In 1989, when Lisa first came to work with me, studies of numerical cognition were confined to separate silos with very high walls: neuropsychology of mathematical disorders, adult cognitive psychology, child development, animal studies, mathematical education, philosophy of mathematics and the beginnings of brain imaging. Practitioners in these silos rarely talked to each other, but I and a few others thought that the whole field would be advanced if they did. Then came another slice of luck. My friend Tim Shallice, at the International School of Advanced Studies in Trieste, found some money to fund a week-long workshop in Trieste in 1994, with which we were able for the first time to bring together many of the worlds top scientists, and some of the worlds top students, and give them the opportunity to talk to each other. As an almost immediate result, I managed to organize and find funding for a European network of six labs, Neuromath, and then a second network of eight labs, Numbra, to collaboratively pursue this interdisciplinary approach. Through the Trieste meeting and the networks, I have been able to meet, discuss and collaborate with an astounding number of inspiring scientists. Stanislas Dehaene was at the Trieste meeting and has been one of the most important shapers of this whole field, and his contribution has been fundamental to my own thinking. No high-class symposium would be complete without a philosopher, and we were lucky that my colleague at UCL , Marcus Giaquinto, was an outstanding philosopher of mathematics, and was able to keep us, me in particular, on the philosophically straight and narrow.

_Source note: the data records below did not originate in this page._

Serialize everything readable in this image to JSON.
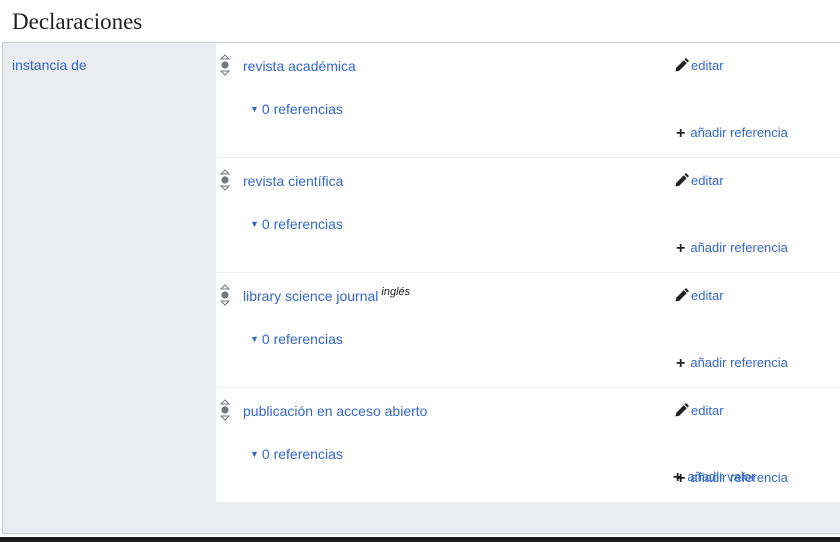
{
  "section": {
    "title": "Declaraciones"
  },
  "property": {
    "label": "instancia de"
  },
  "statements": [
    {
      "value": "revista académica",
      "qualifier": "",
      "edit": "editar",
      "references": "0 referencias",
      "add_reference": "añadir referencia"
    },
    {
      "value": "revista científica",
      "qualifier": "",
      "edit": "editar",
      "references": "0 referencias",
      "add_reference": "añadir referencia"
    },
    {
      "value": "library science journal",
      "qualifier": "inglés",
      "edit": "editar",
      "references": "0 referencias",
      "add_reference": "añadir referencia"
    },
    {
      "value": "publicación en acceso abierto",
      "qualifier": "",
      "edit": "editar",
      "references": "0 referencias",
      "add_reference": "añadir referencia"
    }
  ],
  "add_value": "añadir valor",
  "icons": {
    "rank": "rank-selector-icon",
    "edit": "pencil-icon",
    "add": "plus-icon",
    "expand": "triangle-down-icon"
  },
  "colors": {
    "link": "#3366cc",
    "panel": "#eaecf0",
    "border": "#c8ccd1"
  }
}
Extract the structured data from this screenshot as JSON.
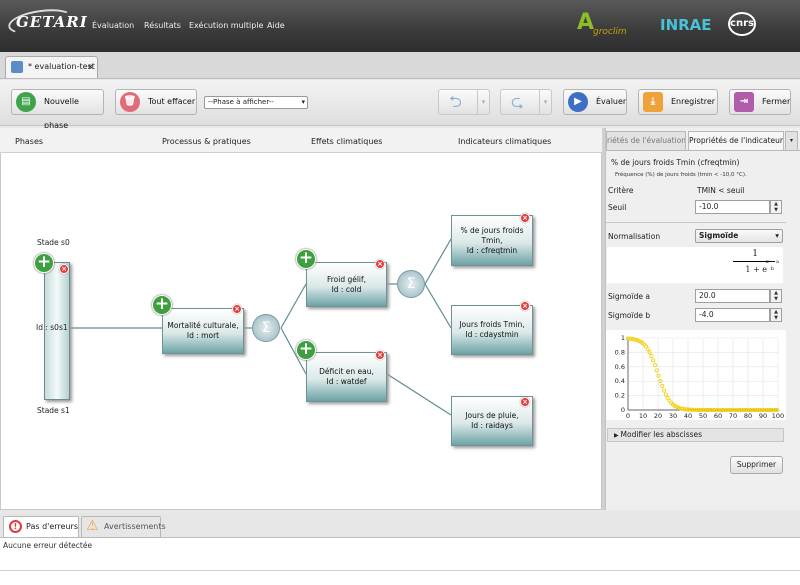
{
  "app": {
    "logo_text": "GETARI"
  },
  "menu": [
    "Évaluation",
    "Résultats",
    "Exécution multiple",
    "Aide"
  ],
  "brands": {
    "agroclim_letter": "A",
    "agroclim_word": "groclim",
    "inrae": "INRAE",
    "cnrs": "cnrs"
  },
  "tab": {
    "label": "* evaluation-test",
    "close": "×"
  },
  "toolbar": {
    "new_phase": "Nouvelle phase",
    "clear_all": "Tout effacer",
    "phase_select": "--Phase à afficher--",
    "evaluate": "Évaluer",
    "save": "Enregistrer",
    "close": "Fermer"
  },
  "columns": [
    "Phases",
    "Processus & pratiques",
    "Effets climatiques",
    "Indicateurs climatiques"
  ],
  "stages": {
    "top": "Stade s0",
    "id": "Id : s0s1",
    "bottom": "Stade s1"
  },
  "nodes": {
    "mort": [
      "Mortalité culturale,",
      "Id : mort"
    ],
    "cold": [
      "Froid gélif,",
      "Id : cold"
    ],
    "watdef": [
      "Déficit en eau,",
      "Id : watdef"
    ],
    "cfreqtmin": [
      "% de jours froids",
      "Tmin,",
      "Id : cfreqtmin"
    ],
    "cdaystmin": [
      "Jours froids Tmin,",
      "Id : cdaystmin"
    ],
    "raidays": [
      "Jours de pluie,",
      "Id : raidays"
    ]
  },
  "right_panel": {
    "tab1": "riétés de l'évaluation",
    "tab2": "Propriétés de l'indicateur",
    "indicator_name": "% de jours froids Tmin (cfreqtmin)",
    "indicator_desc": "Fréquence (%) de jours froids (tmin < -10,0 °C).",
    "criterion_label": "Critère",
    "criterion_value": "TMIN < seuil",
    "threshold_label": "Seuil",
    "threshold_value": "-10.0",
    "normalization_label": "Normalisation",
    "normalization_value": "Sigmoïde",
    "sig_a_label": "Sigmoïde a",
    "sig_a_value": "20.0",
    "sig_b_label": "Sigmoïde b",
    "sig_b_value": "-4.0",
    "formula_num": "1",
    "formula_den": "1 + e",
    "formula_exp": "x − a",
    "formula_exp_den": "b",
    "abscissa_toggle": "Modifier les abscisses",
    "delete_button": "Supprimer"
  },
  "chart_data": {
    "type": "scatter",
    "x_ticks": [
      "0",
      "10",
      "20",
      "30",
      "40",
      "50",
      "60",
      "70",
      "80",
      "90",
      "100"
    ],
    "y_ticks": [
      "0",
      "0.2",
      "0.4",
      "0.6",
      "0.8",
      "1"
    ],
    "xlim": [
      0,
      100
    ],
    "ylim": [
      0,
      1
    ],
    "function": "1/(1+exp((x-20)/-4))",
    "series_color": "#f2d21b"
  },
  "bottom": {
    "tab_errors": "Pas d'erreurs",
    "tab_warnings": "Avertissements",
    "status": "Aucune erreur détectée"
  }
}
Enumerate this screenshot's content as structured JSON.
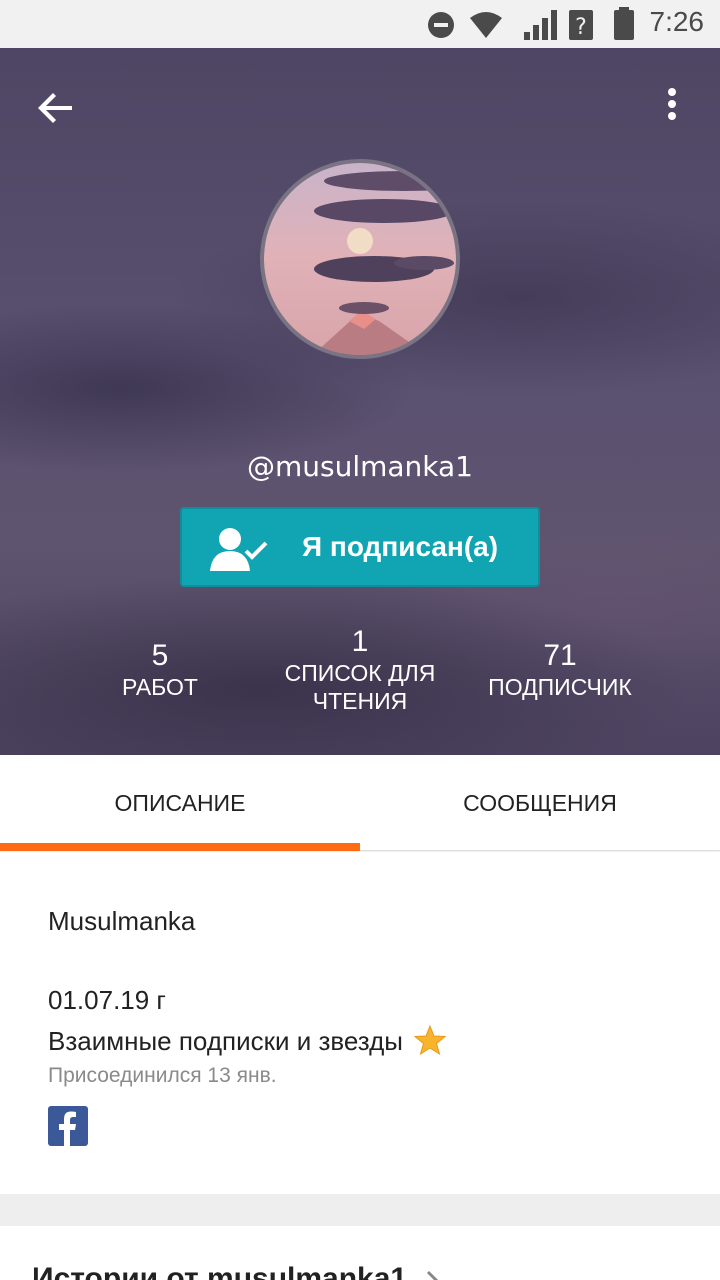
{
  "status_bar": {
    "time": "7:26",
    "icons": [
      "do-not-disturb-icon",
      "wifi-icon",
      "signal-icon",
      "battery-icon"
    ]
  },
  "header": {
    "back_icon": "arrow-left-icon",
    "menu_icon": "more-vert-icon",
    "username": "@musulmanka1",
    "follow_button": {
      "label": "Я подписан(а)",
      "icon": "user-check-icon",
      "color": "#11a5b3"
    },
    "stats": [
      {
        "value": "5",
        "label": "РАБОТ"
      },
      {
        "value": "1",
        "label_line1": "СПИСОК ДЛЯ",
        "label_line2": "ЧТЕНИЯ"
      },
      {
        "value": "71",
        "label": "ПОДПИСЧИК"
      }
    ]
  },
  "tabs": {
    "items": [
      {
        "label": "ОПИСАНИЕ",
        "active": true
      },
      {
        "label": "СООБЩЕНИЯ",
        "active": false
      }
    ],
    "accent_color": "#ff6a13"
  },
  "about": {
    "name": "Musulmanka",
    "description_line1": "01.07.19 г",
    "description_line2": "Взаимные подписки и звезды",
    "description_emoji": "star-icon",
    "joined": "Присоединился 13 янв.",
    "social_icon": "facebook-icon"
  },
  "stories": {
    "title": "Истории от musulmanka1"
  }
}
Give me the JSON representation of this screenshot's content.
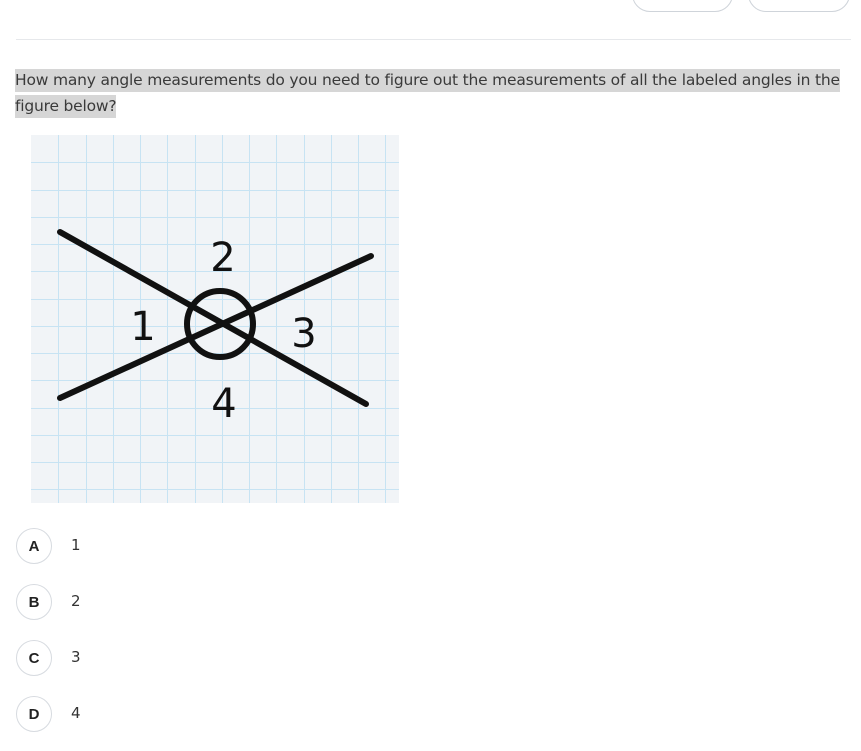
{
  "question": {
    "text": "How many angle measurements do you need to figure out the measurements of all the labeled angles in the figure below?"
  },
  "figure": {
    "angle_labels": [
      "1",
      "2",
      "3",
      "4"
    ],
    "grid_color": "#c7e3f3",
    "line_color": "#111111"
  },
  "choices": [
    {
      "letter": "A",
      "text": "1"
    },
    {
      "letter": "B",
      "text": "2"
    },
    {
      "letter": "C",
      "text": "3"
    },
    {
      "letter": "D",
      "text": "4"
    }
  ]
}
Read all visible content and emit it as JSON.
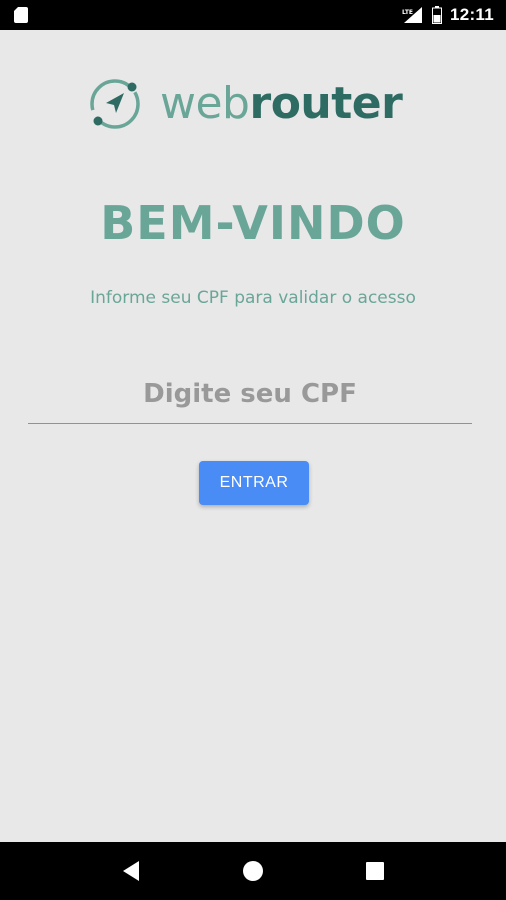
{
  "status_bar": {
    "time": "12:11",
    "icons": [
      "sd-card-icon",
      "lte-signal-icon",
      "battery-icon"
    ]
  },
  "logo": {
    "text_light": "web",
    "text_bold": "router",
    "icon": "navigation-arrow-icon"
  },
  "welcome": {
    "title": "BEM-VINDO",
    "subtitle": "Informe seu CPF para validar o acesso"
  },
  "form": {
    "cpf_placeholder": "Digite seu CPF",
    "cpf_value": "",
    "submit_label": "ENTRAR"
  },
  "nav_bar": {
    "buttons": [
      "back-icon",
      "home-icon",
      "recents-icon"
    ]
  },
  "colors": {
    "brand_light": "#6aa698",
    "brand_dark": "#2e6b63",
    "button": "#4a8cf6",
    "background": "#e8e8e8"
  }
}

One student who was in Trieste at the time but wasnt officially at the Trieste meeting was Marco Zorzi. He spent some time in my lab doing ground-breaking work on using neural networks to model reading, and later to model basic arithmetic processes. Currently, Professor Zorzi in Padua runs one of the most innovative labs in the world for mathematical cognition.
Randy Gallistel and Rochel Gelman also were at the meeting, where we became friends, and I have since spent many happy hours in various parts of the world, often starting at breakfast, with Rochel and Randy, arguing about the nature of mathematical abilities in humans and other animals. Their approach to these issues, as you will see, has influenced me profoundly.
Randy, Giorgio Vallortigara, a brilliant animal experimenter at the University of Trento in Italy, and I organized a wonderful four-day meeting at the Royal Society in 2017 on The Origins of Numerical Abilities that attracted an amazing group of scientists approaching the subject from many different perspectives, from archaeology to insects. Four days devoted to number actually five, because the previous day Ophelia Deroy organized an international symposium on the philosophy of mathematics at the Institute of Philosophy in London. Five days on number: I was in heaven. In one sense, this book is an attempt to make the contents of these meetings available to the general reader.
Christian Agrillo from Padua, at the time a student, first got me interested in the numerical abilities of fish. I am currently collaborating with Caroline Brennan and Giorgio on a project about the genetics on numerical abilities of zebrafish. Tetsuro Matsuzawa, who I first met at a Neuromath network summer school, invited me to the Primate Research Institute of Kyoto University to observe his inspiring work with chimpanzees.
Fundamental to my whole approach has been my work with Bob Reeve on the early development of numerical abilities in mainstream Australia and with indigenous groups there.